Determined to carry my own weight and keep my doctor-self intact, I took 24-hour call shifts the week my baby was due. It was hard, but passing this test of perseverance gave me a perverse sense of pride. But my writer-self lagged behind and I wobbled on one pillar without the strength of the other. The longer my column lay dormant, the more fragile my identity felt. 

My writing made me feel special and that I had something useful to contribute to the world. Who was I if not a physician-writer? I loved my child even before she was born and I imagined that motherhood would make my life more full. But, as my drive to create dwindled, I struggled to recognize myself. Was this — becoming a “mommy writer” — the sacrifice of motherhood? The exchange of one love for another? I wondered, what would happen to my ambition?

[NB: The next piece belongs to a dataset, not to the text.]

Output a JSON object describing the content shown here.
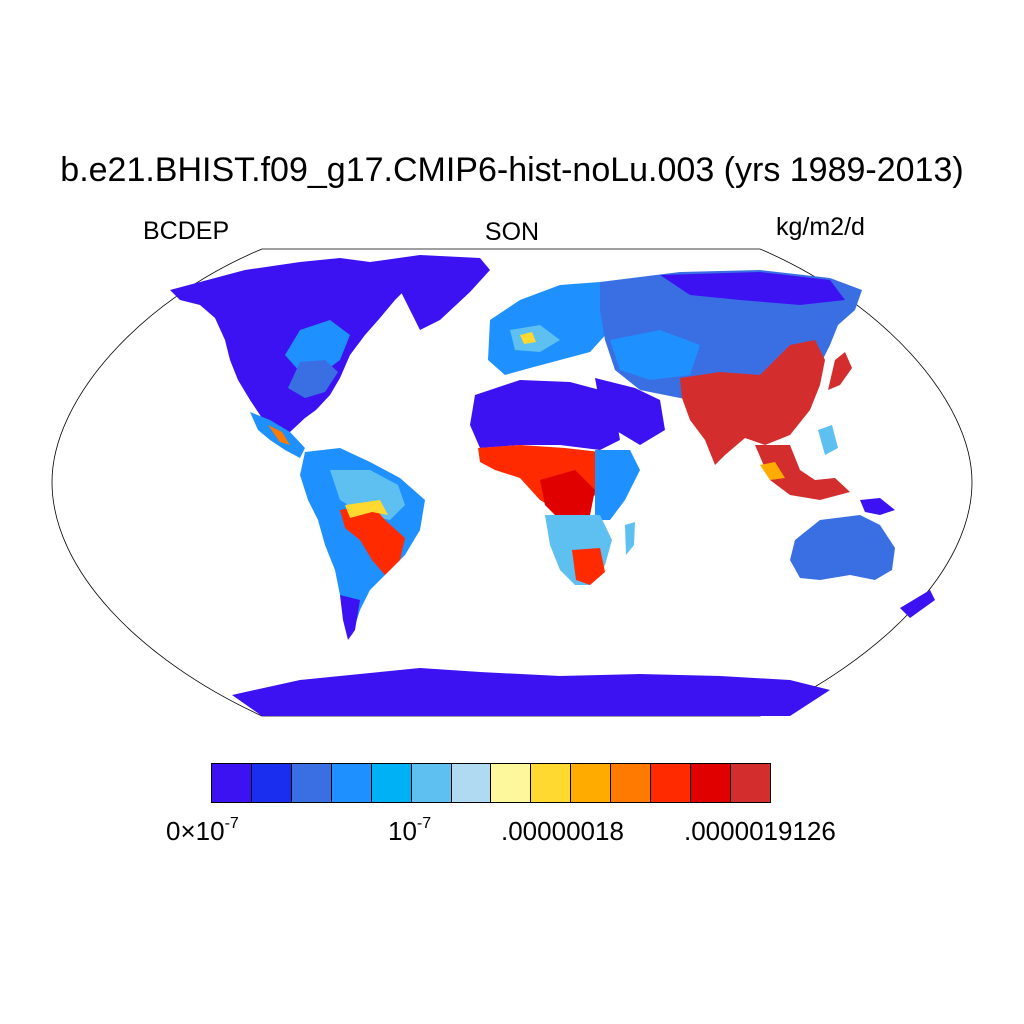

After my baby was born, I sat down and talked to my mother, Dr. Adetutu Adetona, my first female role-model in medicine and the hardest-working woman I know. Her story was both surprising and familiar.

When it came to balancing her training as an ear, nose, and throat surgeon with motherhood, she said “there was no doubt in my mind that it was easily doable.” But no sooner did she start the training did she begin to understand that her dreams of being a surgeon came at a cost. 

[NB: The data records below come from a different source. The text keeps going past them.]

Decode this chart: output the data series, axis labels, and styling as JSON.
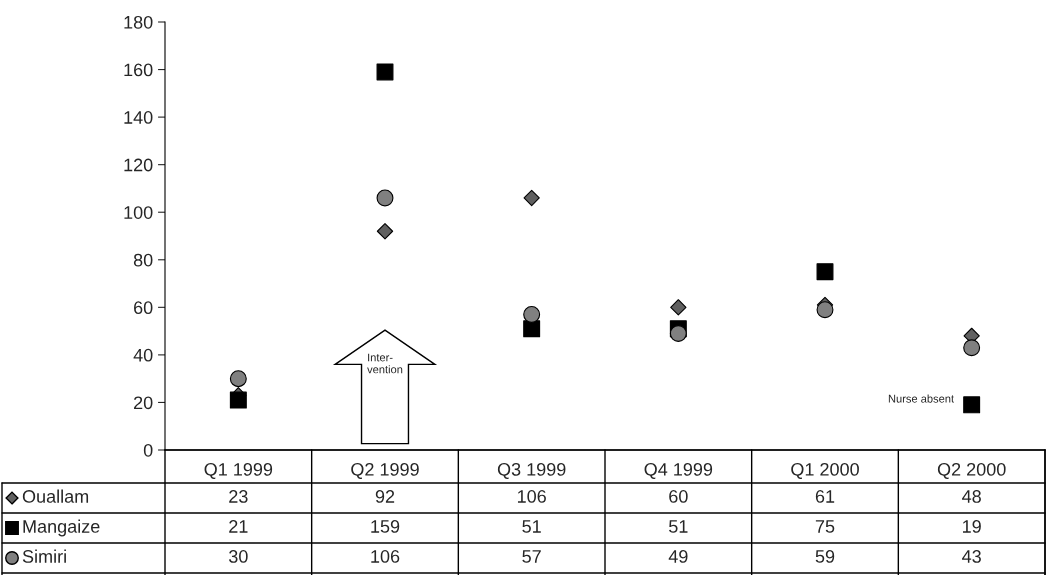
{
  "chart_data": {
    "type": "scatter",
    "categories": [
      "Q1 1999",
      "Q2 1999",
      "Q3 1999",
      "Q4 1999",
      "Q1 2000",
      "Q2 2000"
    ],
    "series": [
      {
        "name": "Ouallam",
        "color": "#606060",
        "marker": "diamond",
        "values": [
          23,
          92,
          106,
          60,
          61,
          48
        ]
      },
      {
        "name": "Mangaize",
        "color": "#000000",
        "marker": "square",
        "values": [
          21,
          159,
          51,
          51,
          75,
          19
        ]
      },
      {
        "name": "Simiri",
        "color": "#808080",
        "marker": "circle",
        "values": [
          30,
          106,
          57,
          49,
          59,
          43
        ]
      }
    ],
    "ylim": [
      0,
      180
    ],
    "yticks": [
      0,
      20,
      40,
      60,
      80,
      100,
      120,
      140,
      160,
      180
    ],
    "grid": false,
    "legend": "bottom",
    "data_labels": true,
    "annotations": [
      "Inter-\nvention",
      {
        "text": "Nurse absent",
        "x": "Q2 2000",
        "y": 19
      }
    ]
  }
}
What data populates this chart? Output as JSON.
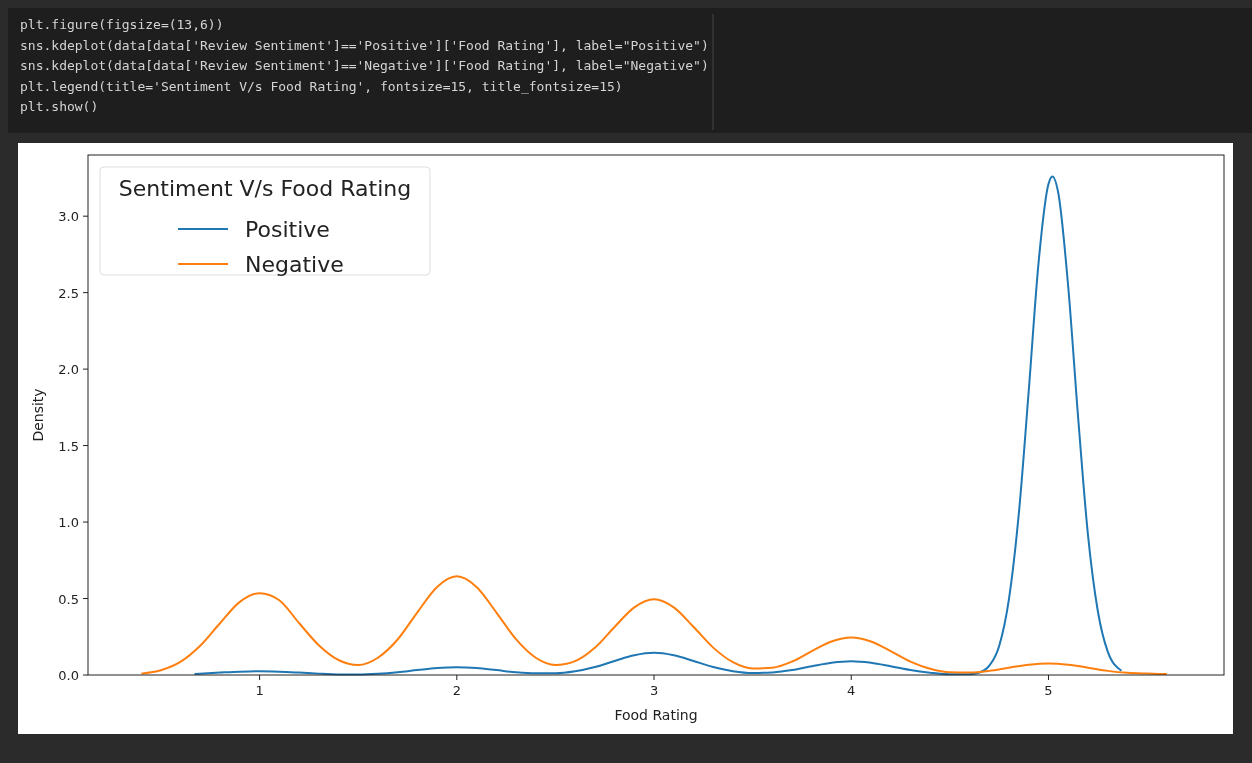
{
  "chart_data": {
    "type": "line",
    "xlabel": "Food Rating",
    "ylabel": "Density",
    "legend_title": "Sentiment V/s Food Rating",
    "legend": "top left",
    "grid": false,
    "xlim": [
      0.13,
      5.89
    ],
    "ylim": [
      0,
      3.4
    ],
    "xticks": [
      1,
      2,
      3,
      4,
      5
    ],
    "yticks": [
      {
        "value": 0,
        "label": "0.0"
      },
      {
        "value": 0.5,
        "label": "0.5"
      },
      {
        "value": 1,
        "label": "1.0"
      },
      {
        "value": 1.5,
        "label": "1.5"
      },
      {
        "value": 2,
        "label": "2.0"
      },
      {
        "value": 2.5,
        "label": "2.5"
      },
      {
        "value": 3,
        "label": "3.0"
      }
    ],
    "annotations": [
      "plt.figure(figsize=(13,6))",
      "sns.kdeplot(data[data['Review Sentiment']=='Positive']['Food Rating'], label=\"Positive\")",
      "sns.kdeplot(data[data['Review Sentiment']=='Negative']['Food Rating'], label=\"Negative\")",
      "plt.legend(title='Sentiment V/s Food Rating', fontsize=15, title_fontsize=15)",
      "plt.show()"
    ],
    "series": [
      {
        "name": "Positive",
        "color": "#1f77b4",
        "x": [
          0.67,
          0.8,
          0.9,
          1.0,
          1.1,
          1.2,
          1.3,
          1.4,
          1.5,
          1.6,
          1.7,
          1.8,
          1.9,
          2.0,
          2.1,
          2.2,
          2.3,
          2.4,
          2.5,
          2.6,
          2.7,
          2.8,
          2.9,
          3.0,
          3.1,
          3.2,
          3.3,
          3.4,
          3.5,
          3.6,
          3.7,
          3.8,
          3.9,
          4.0,
          4.1,
          4.2,
          4.3,
          4.4,
          4.5,
          4.6,
          4.65,
          4.7,
          4.75,
          4.8,
          4.85,
          4.9,
          4.95,
          5.0,
          5.02,
          5.05,
          5.1,
          5.15,
          5.2,
          5.25,
          5.3,
          5.37
        ],
        "values": [
          0.007,
          0.016,
          0.022,
          0.025,
          0.022,
          0.016,
          0.009,
          0.004,
          0.003,
          0.008,
          0.018,
          0.032,
          0.045,
          0.05,
          0.045,
          0.032,
          0.018,
          0.011,
          0.011,
          0.024,
          0.052,
          0.092,
          0.129,
          0.145,
          0.129,
          0.092,
          0.052,
          0.025,
          0.013,
          0.017,
          0.032,
          0.057,
          0.08,
          0.09,
          0.08,
          0.057,
          0.032,
          0.015,
          0.005,
          0.005,
          0.016,
          0.061,
          0.19,
          0.5,
          1.06,
          1.86,
          2.7,
          3.21,
          3.26,
          3.15,
          2.54,
          1.69,
          0.92,
          0.42,
          0.155,
          0.028
        ]
      },
      {
        "name": "Negative",
        "color": "#ff7f0e",
        "x": [
          0.4,
          0.5,
          0.6,
          0.7,
          0.8,
          0.9,
          1.0,
          1.1,
          1.2,
          1.3,
          1.4,
          1.5,
          1.6,
          1.7,
          1.8,
          1.9,
          2.0,
          2.1,
          2.2,
          2.3,
          2.4,
          2.5,
          2.6,
          2.7,
          2.8,
          2.9,
          3.0,
          3.1,
          3.2,
          3.3,
          3.4,
          3.5,
          3.6,
          3.7,
          3.8,
          3.9,
          4.0,
          4.1,
          4.2,
          4.3,
          4.4,
          4.5,
          4.6,
          4.7,
          4.8,
          4.9,
          5.0,
          5.1,
          5.2,
          5.3,
          5.4,
          5.5,
          5.6
        ],
        "values": [
          0.009,
          0.031,
          0.087,
          0.193,
          0.34,
          0.478,
          0.535,
          0.489,
          0.34,
          0.195,
          0.098,
          0.065,
          0.113,
          0.232,
          0.41,
          0.576,
          0.645,
          0.576,
          0.41,
          0.234,
          0.113,
          0.066,
          0.091,
          0.178,
          0.314,
          0.442,
          0.495,
          0.442,
          0.315,
          0.179,
          0.084,
          0.043,
          0.048,
          0.088,
          0.156,
          0.219,
          0.245,
          0.219,
          0.156,
          0.088,
          0.041,
          0.018,
          0.016,
          0.027,
          0.048,
          0.067,
          0.075,
          0.067,
          0.048,
          0.027,
          0.014,
          0.009,
          0.006
        ]
      }
    ]
  }
}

My mother described her weekends on call — leaving home on a Friday morning and not returning home until Monday night. “It was the worst. … I would cry until I got to work.”

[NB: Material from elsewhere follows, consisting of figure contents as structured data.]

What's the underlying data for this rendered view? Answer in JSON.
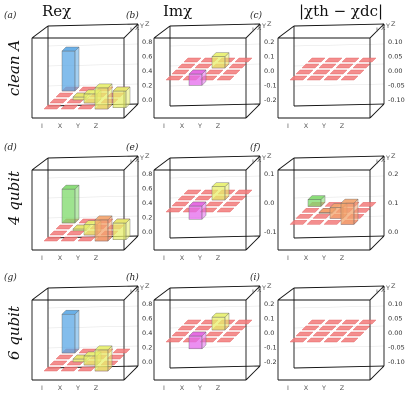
{
  "figure": {
    "column_titles": [
      "Reχ",
      "Imχ",
      "|χth − χdc|"
    ],
    "row_labels": [
      "clean A",
      "4 qubit",
      "6 qubit"
    ],
    "panel_letters": [
      "(a)",
      "(b)",
      "(c)",
      "(d)",
      "(e)",
      "(f)",
      "(g)",
      "(h)",
      "(i)"
    ]
  },
  "chart_data": [
    {
      "panel": "(a)",
      "type": "bar3d",
      "basis": [
        "I",
        "X",
        "Y",
        "Z"
      ],
      "zticks": [
        "0.0",
        "0.2",
        "0.4",
        "0.6",
        "0.8"
      ],
      "zlim": [
        0,
        0.95
      ],
      "bars": [
        {
          "i": 0,
          "j": 0,
          "value": 0.95,
          "color": "blue"
        },
        {
          "i": 1,
          "j": 1,
          "value": 0.05,
          "color": "yellow"
        },
        {
          "i": 2,
          "j": 2,
          "value": 0.05,
          "color": "yellow"
        },
        {
          "i": 3,
          "j": 3,
          "value": 0.05,
          "color": "yellow"
        },
        {
          "i": 0,
          "j": 3,
          "value": 0.02,
          "color": "yellow"
        }
      ]
    },
    {
      "panel": "(b)",
      "type": "bar3d",
      "basis": [
        "I",
        "X",
        "Y",
        "Z"
      ],
      "zticks": [
        "-0.2",
        "-0.1",
        "0.0",
        "0.1",
        "0.2"
      ],
      "zlim": [
        -0.2,
        0.2
      ],
      "bars": [
        {
          "i": 1,
          "j": 2,
          "value": 0.12,
          "color": "yellow"
        },
        {
          "i": 2,
          "j": 1,
          "value": -0.12,
          "color": "magenta"
        }
      ]
    },
    {
      "panel": "(c)",
      "type": "bar3d",
      "basis": [
        "I",
        "X",
        "Y",
        "Z"
      ],
      "zticks": [
        "-0.10",
        "-0.05",
        "0.00",
        "0.05",
        "0.10"
      ],
      "zlim": [
        -0.1,
        0.1
      ],
      "bars": []
    },
    {
      "panel": "(d)",
      "type": "bar3d",
      "basis": [
        "I",
        "X",
        "Y",
        "Z"
      ],
      "zticks": [
        "0.0",
        "0.2",
        "0.4",
        "0.6",
        "0.8"
      ],
      "zlim": [
        0,
        0.95
      ],
      "bars": [
        {
          "i": 0,
          "j": 0,
          "value": 0.85,
          "color": "green"
        },
        {
          "i": 1,
          "j": 1,
          "value": 0.07,
          "color": "yellow"
        },
        {
          "i": 2,
          "j": 2,
          "value": 0.07,
          "color": "yellow"
        },
        {
          "i": 3,
          "j": 3,
          "value": 0.05,
          "color": "orange"
        },
        {
          "i": 0,
          "j": 3,
          "value": 0.02,
          "color": "yellow"
        }
      ]
    },
    {
      "panel": "(e)",
      "type": "bar3d",
      "basis": [
        "I",
        "X",
        "Y",
        "Z"
      ],
      "zticks": [
        "-0.1",
        "0.0",
        "0.1"
      ],
      "zlim": [
        -0.15,
        0.15
      ],
      "bars": [
        {
          "i": 1,
          "j": 2,
          "value": 0.1,
          "color": "yellow"
        },
        {
          "i": 2,
          "j": 1,
          "value": -0.1,
          "color": "magenta"
        }
      ]
    },
    {
      "panel": "(f)",
      "type": "bar3d",
      "basis": [
        "I",
        "X",
        "Y",
        "Z"
      ],
      "zticks": [
        "0.0",
        "0.1",
        "0.2"
      ],
      "zlim": [
        -0.1,
        0.25
      ],
      "bars": [
        {
          "i": 0,
          "j": 0,
          "value": 0.15,
          "color": "green"
        },
        {
          "i": 1,
          "j": 1,
          "value": 0.03,
          "color": "orange"
        },
        {
          "i": 2,
          "j": 2,
          "value": 0.03,
          "color": "orange"
        },
        {
          "i": 3,
          "j": 3,
          "value": 0.02,
          "color": "orange"
        }
      ]
    },
    {
      "panel": "(g)",
      "type": "bar3d",
      "basis": [
        "I",
        "X",
        "Y",
        "Z"
      ],
      "zticks": [
        "0.0",
        "0.2",
        "0.4",
        "0.6",
        "0.8"
      ],
      "zlim": [
        0,
        0.95
      ],
      "bars": [
        {
          "i": 0,
          "j": 0,
          "value": 0.93,
          "color": "blue"
        },
        {
          "i": 1,
          "j": 1,
          "value": 0.05,
          "color": "yellow"
        },
        {
          "i": 2,
          "j": 2,
          "value": 0.05,
          "color": "yellow"
        },
        {
          "i": 3,
          "j": 3,
          "value": 0.05,
          "color": "yellow"
        }
      ]
    },
    {
      "panel": "(h)",
      "type": "bar3d",
      "basis": [
        "I",
        "X",
        "Y",
        "Z"
      ],
      "zticks": [
        "-0.2",
        "-0.1",
        "0.0",
        "0.1",
        "0.2"
      ],
      "zlim": [
        -0.2,
        0.2
      ],
      "bars": [
        {
          "i": 1,
          "j": 2,
          "value": 0.13,
          "color": "yellow"
        },
        {
          "i": 2,
          "j": 1,
          "value": -0.13,
          "color": "magenta"
        }
      ]
    },
    {
      "panel": "(i)",
      "type": "bar3d",
      "basis": [
        "I",
        "X",
        "Y",
        "Z"
      ],
      "zticks": [
        "-0.10",
        "-0.05",
        "0.00",
        "0.05",
        "0.10"
      ],
      "zlim": [
        -0.1,
        0.1
      ],
      "bars": []
    }
  ],
  "colors": {
    "blue": "#5aa7e6",
    "green": "#7ed96a",
    "yellow": "#e7ef6b",
    "magenta": "#e469ec",
    "orange": "#f3a36b",
    "red": "#f27a7a"
  }
}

Like me, she feared failure, what she labeled as “that sense of letting myself down.” But eventually she recognized that motherhood was an experience and opportunity that opened new doors. The moment she decided to transition to family medicine, a specialty that ultimately allowed her to thrive both personally and professionally, she felt relieved that she had time for both her patients and her family. Things happen in life for a reason, she counseled, it may be unclear in the moment, but eventually it all balances out. 

I don’t know what I’ll say when people ask me how I’m able to be a mother, a doctor, and a writer. As the writer Sarah Manguso explains, through motherhood I am able to “perceive the world more carefully and more lovingly than before because I am more aware of the effects of love and of time on an individual person. And I am more aware of the limits of love and of time.”

I hope my newest, and perhaps most important role, will make me a better doctor and a better writer. Of this I am certain: In facing my struggle with failure, I’ve learned to lean into the wisdom and grace of the “mommies” around me.